The env var consolidation
Before the migration, menu image generation used HEALTH_IMPORT_TOKEN for Gemini auth. The gemini_image module already used HERMES_ACTIVITY_TOKEN. The migration eliminated the duplicate token and centralized credential management. One less env var in .env, one fewer way for auth to break silently.
The menu regeneration
After the migration, the W22 menu was regenerated end to end. Every recipe got a new Imagen 4.0 photo. The diff touched 1022 lines in the JSON menu file and 112 lines in the markdown version. That sounds like a lot, but Python-wise it was a 54-line change in the generator with zero regressions in recipe selection, pricing, or nutrition computation.
Old menu entries had JPG data URIs from Flash. New entries have WebP data URIs from Imagen 4.0. The format difference is invisible to the end user and cheaper on storage.

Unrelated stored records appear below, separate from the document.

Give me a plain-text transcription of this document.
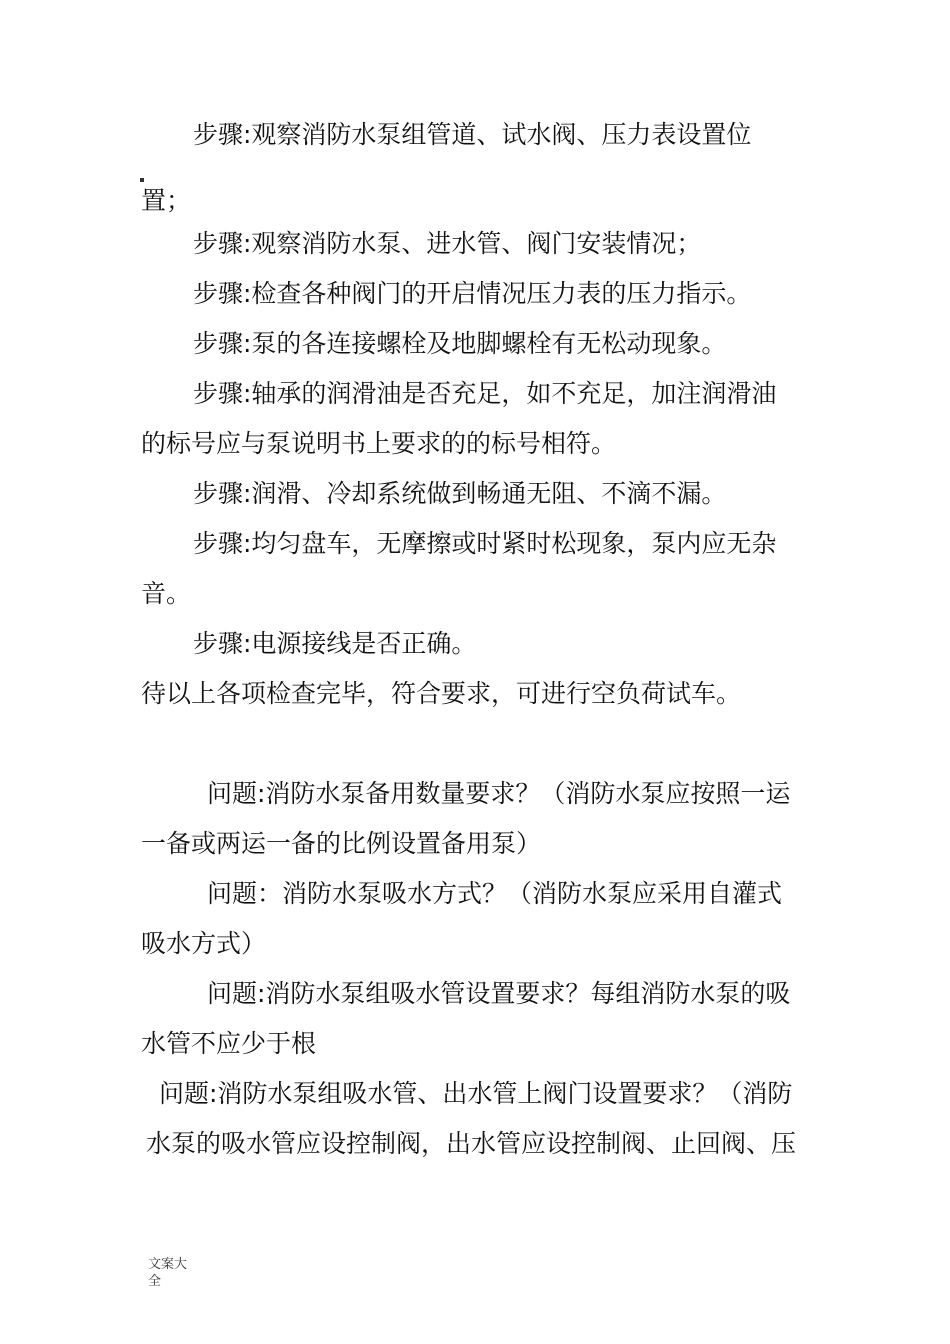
步骤:观察消防水泵组管道、试水阀、压力表设置位
置；
步骤:观察消防水泵、进水管、阀门安装情况；
步骤:检查各种阀门的开启情况压力表的压力指示。
步骤:泵的各连接螺栓及地脚螺栓有无松动现象。
步骤:轴承的润滑油是否充足，如不充足，加注润滑油
的标号应与泵说明书上要求的的标号相符。
步骤:润滑、冷却系统做到畅通无阻、不滴不漏。
步骤:均匀盘车，无摩擦或时紧时松现象，泵内应无杂
音。
步骤:电源接线是否正确。
待以上各项检查完毕，符合要求，可进行空负荷试车。
问题:消防水泵备用数量要求？（消防水泵应按照一运
一备或两运一备的比例设置备用泵）
问题：消防水泵吸水方式？（消防水泵应采用自灌式
吸水方式）
问题:消防水泵组吸水管设置要求？每组消防水泵的吸
水管不应少于根
问题:消防水泵组吸水管、出水管上阀门设置要求？（消防
水泵的吸水管应设控制阀，出水管应设控制阀、止回阀、压
文案大全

What the migration taught me
-
Extract generation from coordination. If your orchestrator calls an LLM directly, you have a layering problem. Extract the call into a module so you can tune, retry, and swap providers without touching the business logic.
-
Prompt structure matters more than model choice. Imagen 4.0 is better than Gemini Flash for image generation, but the structured prompt with ingredient list made more difference than the model swap. Garbage prompt in, garbage image out, even on a specialist model.
-
Format choices compound. JPG was fine for the prototype. WebP was better for production. The migration cost nothing because the module abstracted the encoding. If image generation had stayed inlined in the menu generator, every format change would require touching orchestration code.
-
Delete env vars when you consolidate. Duplicate tokens are a ticking bomb. One expires, the other doesn't, and you spend an hour debugging auth errors in the wrong place.
Five weeks in production, zero image generation failures. Imagen 4.0 produces better food photography, WebP saves bandwidth, and the module abstraction means swapping providers again is a one-file change.